Nosotr@s
La Casona de los Jóvenes es una institución sin fines de lucro que vela por la promoción de derechos y prevención de situaciones de vulneración de niñas, niños, adolescentes y sus familias, enfocada en mejorar sus condiciones de vida, fundándose en la dignificación y participación ciudadana. Tenemos como valor central de nuestro actuar el revitalizar la participación de la sociedad en todos los ámbitos en los que se ve ceñida, con el trabajo comunitario como elemento primordial. Junto a ello, la Animación Sociocultural y la promoción del Bienestar emocional de la infancia. Tomamos los Derechos Humanos como valor fundamental , con una perspectiva re-democratizadora, de inclusión, universalidad e integración social, siendo el enfoque de derecho el eje fundamental de nuestro trabajo.
Misión
Nuestra MISIÓN es implementar proyectos de desarrollo social, con la población de los niños, niñas, jóvenes, sus familias y las comunidades con el objetivo de apoyar su desarrollo sustentable, apoyando el fortalecimiento y desarrollo de sus potencialidades.
La VISIÓN de La Casona de los Jóvenes ha sido la promoción de derechos, prevención de situaciones de vulneración, organización y participación comunitaria, para mejorar las condiciones de vida de niños/as, jóvenes y sus respectivas familias, fundándose en la dignificación y participación ciudadana, promoviendo el desarrollo sustentable local en el marco de la protección de derechos humanos.
El territorio donde surge ONG La Casona de los Jóvenes tiene una historia que influyó de manera directa en su accionar. Desde fines de los años 60 en Santiago de Chile, por medio de la operación sitio distintas personas y familias, bajo la necesidad de tener una vivienda, comenzaron a ocupar terrenos en la comuna de La Florida donde hoy se ubica la Villa O’Higgins.
Las/os pobladoras/es comenzaron a delimitar los terrenos y destinaron un espacio abandonado para el uso comunitario, al que empezaron a llamar La Casona, donde hacían asambleas y reuniones.

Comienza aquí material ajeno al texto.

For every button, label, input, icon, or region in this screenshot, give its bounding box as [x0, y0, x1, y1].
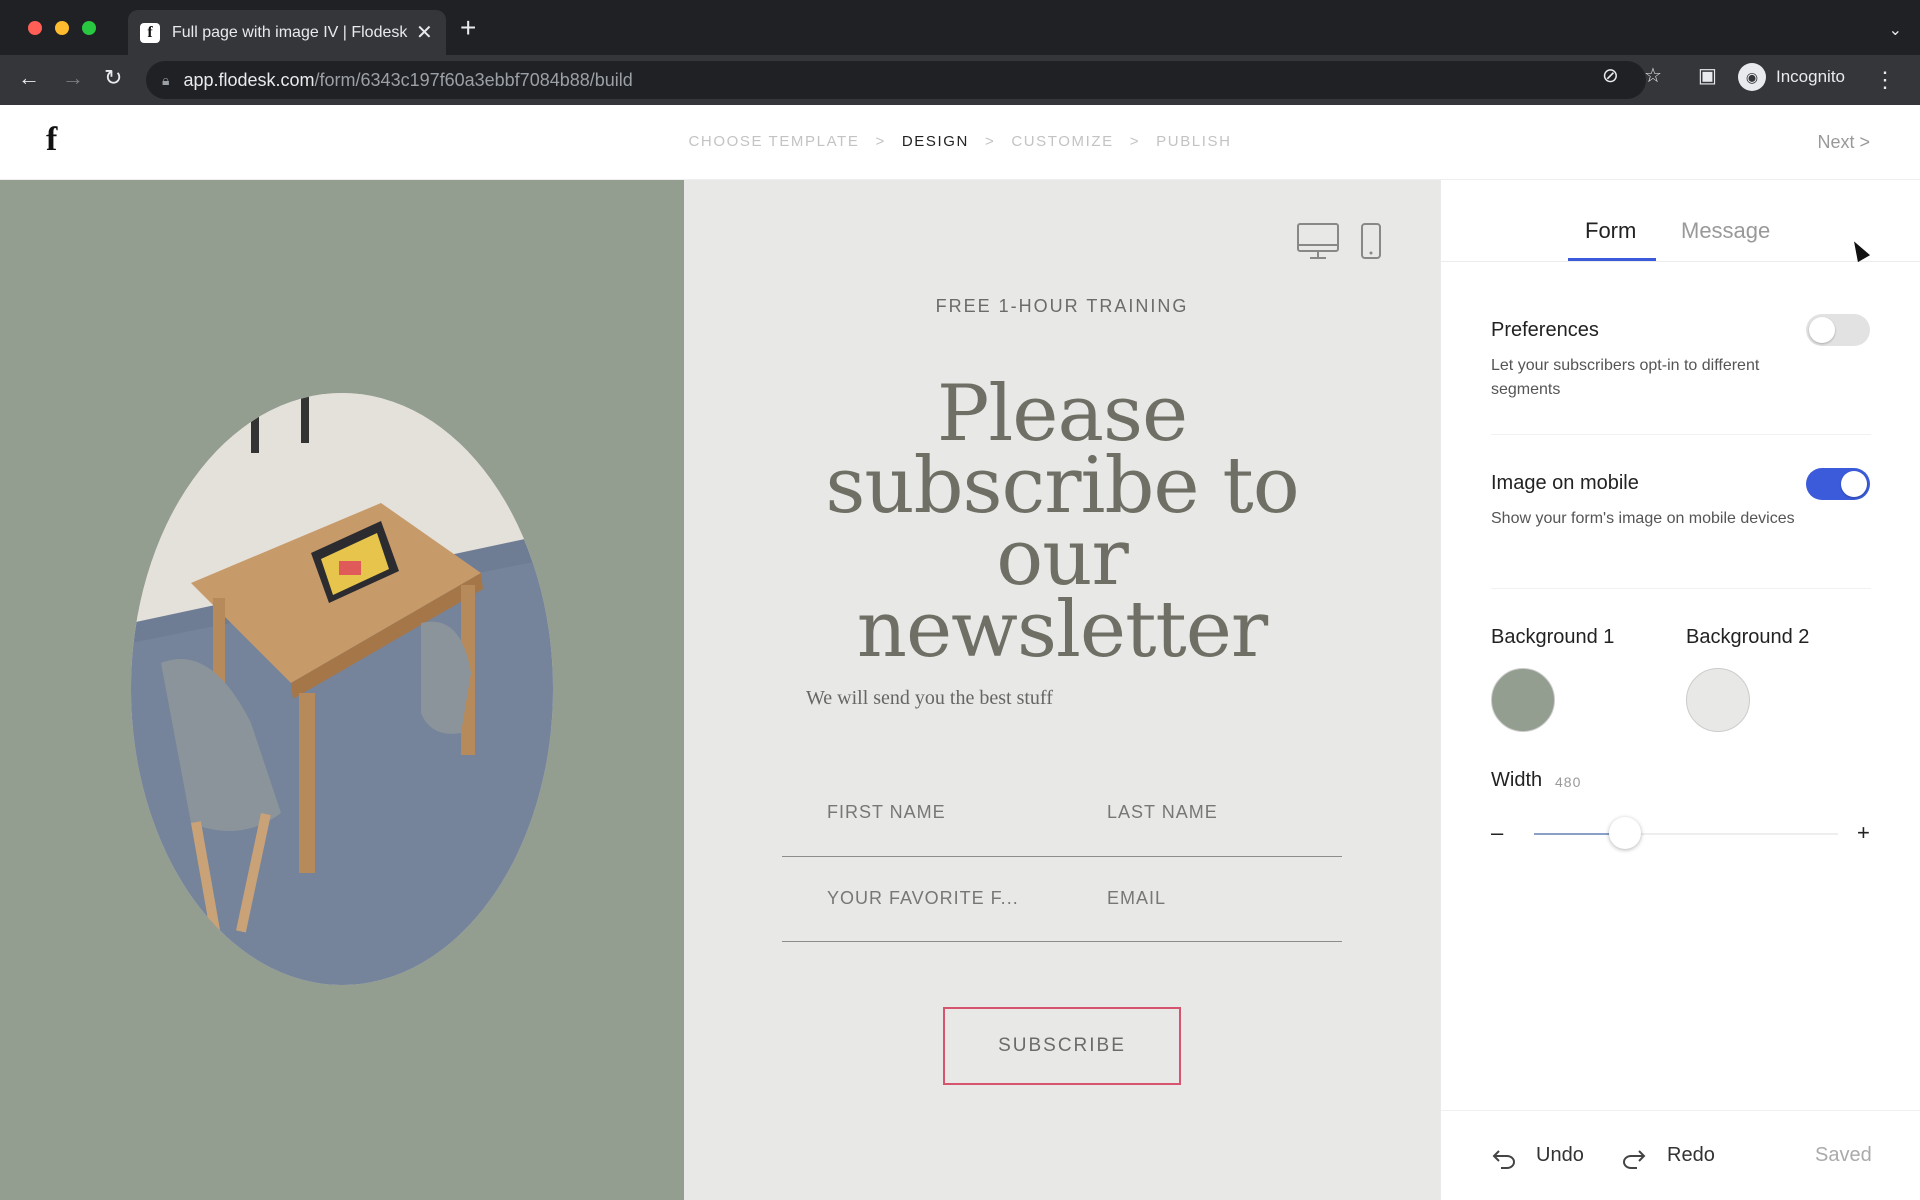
step-separator: > [875, 133, 886, 150]
url-path: /form/6343c197f60a3ebbf7084b88/build [314, 69, 633, 90]
url-host: app.flodesk.com [183, 69, 315, 90]
background1-swatch[interactable] [1491, 668, 1555, 732]
step-choose-template[interactable]: CHOOSE TEMPLATE [688, 133, 859, 150]
window-zoom-button[interactable] [82, 21, 96, 35]
tab-title: Full page with image IV | Flodesk [172, 23, 408, 41]
undo-button[interactable]: Undo [1536, 1144, 1584, 1167]
profile-button[interactable]: ◉ Incognito [1738, 63, 1845, 91]
table-chairs-photo [131, 393, 553, 985]
next-button[interactable]: Next > [1817, 132, 1870, 153]
width-increase-button[interactable]: + [1857, 820, 1870, 846]
step-separator: > [1129, 133, 1141, 150]
desktop-view-icon[interactable] [1296, 222, 1340, 260]
step-customize[interactable]: CUSTOMIZE [1011, 133, 1113, 150]
background1-label: Background 1 [1491, 626, 1615, 648]
image-on-mobile-title: Image on mobile [1491, 472, 1639, 494]
active-tab-indicator [1568, 258, 1656, 261]
undo-icon[interactable] [1491, 1147, 1517, 1169]
forward-icon[interactable]: → [62, 67, 84, 89]
image-on-mobile-toggle[interactable] [1806, 468, 1870, 500]
preferences-toggle[interactable] [1806, 314, 1870, 346]
step-publish[interactable]: PUBLISH [1156, 133, 1231, 150]
divider [1491, 434, 1871, 435]
star-icon[interactable]: ☆ [1644, 63, 1662, 88]
width-slider[interactable] [1534, 817, 1838, 849]
browser-tab-bar: f Full page with image IV | Flodesk ✕ + … [0, 0, 1920, 55]
window-minimize-button[interactable] [55, 21, 69, 35]
reload-icon[interactable]: ↻ [104, 67, 122, 89]
field-divider [782, 856, 1342, 857]
step-breadcrumb: CHOOSE TEMPLATE > DESIGN > CUSTOMIZE > PUBLISH [0, 133, 1920, 150]
form-headline[interactable]: Please subscribe to our newsletter [762, 369, 1362, 675]
browser-tab[interactable]: f Full page with image IV | Flodesk ✕ [128, 10, 446, 55]
form-subtext[interactable]: We will send you the best stuff [806, 687, 1053, 710]
window-close-button[interactable] [28, 21, 42, 35]
editor-footer: Undo Redo Saved [1441, 1110, 1920, 1200]
app-header: f CHOOSE TEMPLATE > DESIGN > CUSTOMIZE > PUBLI… [0, 105, 1920, 180]
settings-tabs: Form Message [1441, 180, 1920, 262]
form-image[interactable] [131, 393, 553, 985]
tab-search-chevron-icon[interactable]: ⌄ [1889, 20, 1902, 40]
address-bar[interactable]: 🔒︎ app.flodesk.com/form/6343c197f60a3ebb… [146, 61, 1646, 99]
profile-label: Incognito [1776, 67, 1845, 86]
step-separator: > [984, 133, 996, 150]
first-name-field[interactable]: FIRST NAME [827, 802, 946, 823]
flodesk-favicon-icon: f [140, 22, 160, 43]
image-on-mobile-description: Show your form's image on mobile devices [1491, 510, 1795, 527]
kebab-menu-icon[interactable]: ⋮ [1874, 67, 1896, 93]
background2-label: Background 2 [1686, 626, 1810, 648]
width-label: Width [1491, 769, 1543, 791]
width-value: 480 [1555, 774, 1582, 790]
eye-off-icon[interactable]: ⊘ [1602, 63, 1619, 88]
headline-line: subscribe to our [825, 441, 1299, 603]
mobile-view-icon[interactable] [1360, 222, 1382, 260]
form-image-panel [0, 180, 684, 1200]
form-eyebrow[interactable]: FREE 1-HOUR TRAINING [684, 296, 1440, 317]
redo-button[interactable]: Redo [1667, 1144, 1715, 1167]
save-status: Saved [1815, 1144, 1872, 1166]
background2-swatch[interactable] [1686, 668, 1750, 732]
last-name-field[interactable]: LAST NAME [1107, 802, 1218, 823]
width-slider-thumb[interactable] [1609, 817, 1642, 849]
preferences-title: Preferences [1491, 319, 1599, 341]
incognito-icon: ◉ [1738, 63, 1766, 91]
divider [1491, 588, 1871, 589]
tab-message[interactable]: Message [1681, 218, 1770, 244]
width-decrease-button[interactable]: – [1491, 820, 1503, 846]
tab-close-icon[interactable]: ✕ [416, 20, 433, 45]
browser-toolbar: ← → ↻ 🔒︎ app.flodesk.com/form/6343c197f6… [0, 55, 1920, 105]
back-icon[interactable]: ← [18, 67, 40, 89]
preferences-description: Let your subscribers opt-in to different… [1491, 357, 1760, 398]
sidepanel-icon[interactable]: ▣ [1698, 63, 1717, 88]
subscribe-button[interactable]: SUBSCRIBE [943, 1007, 1181, 1085]
form-preview: FREE 1-HOUR TRAINING Please subscribe to… [684, 180, 1440, 1200]
email-field[interactable]: EMAIL [1107, 888, 1166, 909]
redo-icon[interactable] [1621, 1147, 1647, 1169]
favorite-field[interactable]: YOUR FAVORITE F... [827, 888, 1019, 909]
headline-line: Please [936, 369, 1188, 459]
lock-icon: 🔒︎ [162, 71, 170, 88]
new-tab-icon[interactable]: + [460, 14, 476, 42]
headline-line: newsletter [856, 585, 1268, 675]
toggle-knob [1841, 471, 1867, 497]
toggle-knob [1809, 317, 1835, 343]
settings-panel: Form Message Preferences Let your subscr… [1440, 180, 1920, 1200]
field-divider [782, 941, 1342, 942]
step-design[interactable]: DESIGN [902, 133, 969, 150]
tab-form[interactable]: Form [1585, 218, 1636, 244]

El contexto político de los años setenta determinó el abandono de este lugar por la persecución y violencia de la dictadura militar hacia las/os dirigentes sociales. Con el pasar de los años, se dice que este espacio deshabitado comenzó ser utilizado para el consumo de drogas, pero en los 80`s los/as vecinos/as se retoman “La Casona” e instalan un policlínico que funcionaba para atender las contingencias que surgían producto de las protestas de la época.
De ahí en adelante, lo volvieron a usar diversas organizaciones sociales que crearon la campaña del ladrillo, con la que se consiguió construir los muros que hasta hoy la albergan, y gracias a esto, distintos centros sociales autofinanciaron los primeros proyectos pensados para la población.
Luego, entre un equipo de profesionales y el padre Lorenzo Maire, dan inicio al Programa La Casona de Los Jóvenes, quienes además inician una campaña de solidaridad internacional para comprar el terreno. Esto se consigue el año 1993 cuando se adquiere el terreno a nombre del Arzobispado de Santiago, espacio que se sigue utilizando hasta la actualidad.
A partir de esta reseña histórica se puede confirmar que la historia territorial fue quien determinó las primeras acciones del incipiente espacio de intervención encabezado por Ximena García (Asistente Social) y Lorenzo Maire (Sacerdote), que comenzó a funcionar desde el año 1989, enfocado hacia la promoción y prevención de los derechos humanos en sectores vulnerables.
De esta forma, se empezó a ejecutar un programa orientado, en lo principal, al consumo problemático de drogas mediante un enfoque de desarrollo comunitario, producto de la fuerte desarticulación vivida a nivel social. A partir de estos hechos surgen diferentes labores y roles, pero que poseían como característica el desarrollo de su trabajo con una visión de lucha por los derechos básicos para toda la población con la clara intención de entregar dignidad, justicia y equidad. Son estos últimos valores que se buscan seguir propagando en los distintos territorios, desde la comprensión de la historia e interés por transformarla.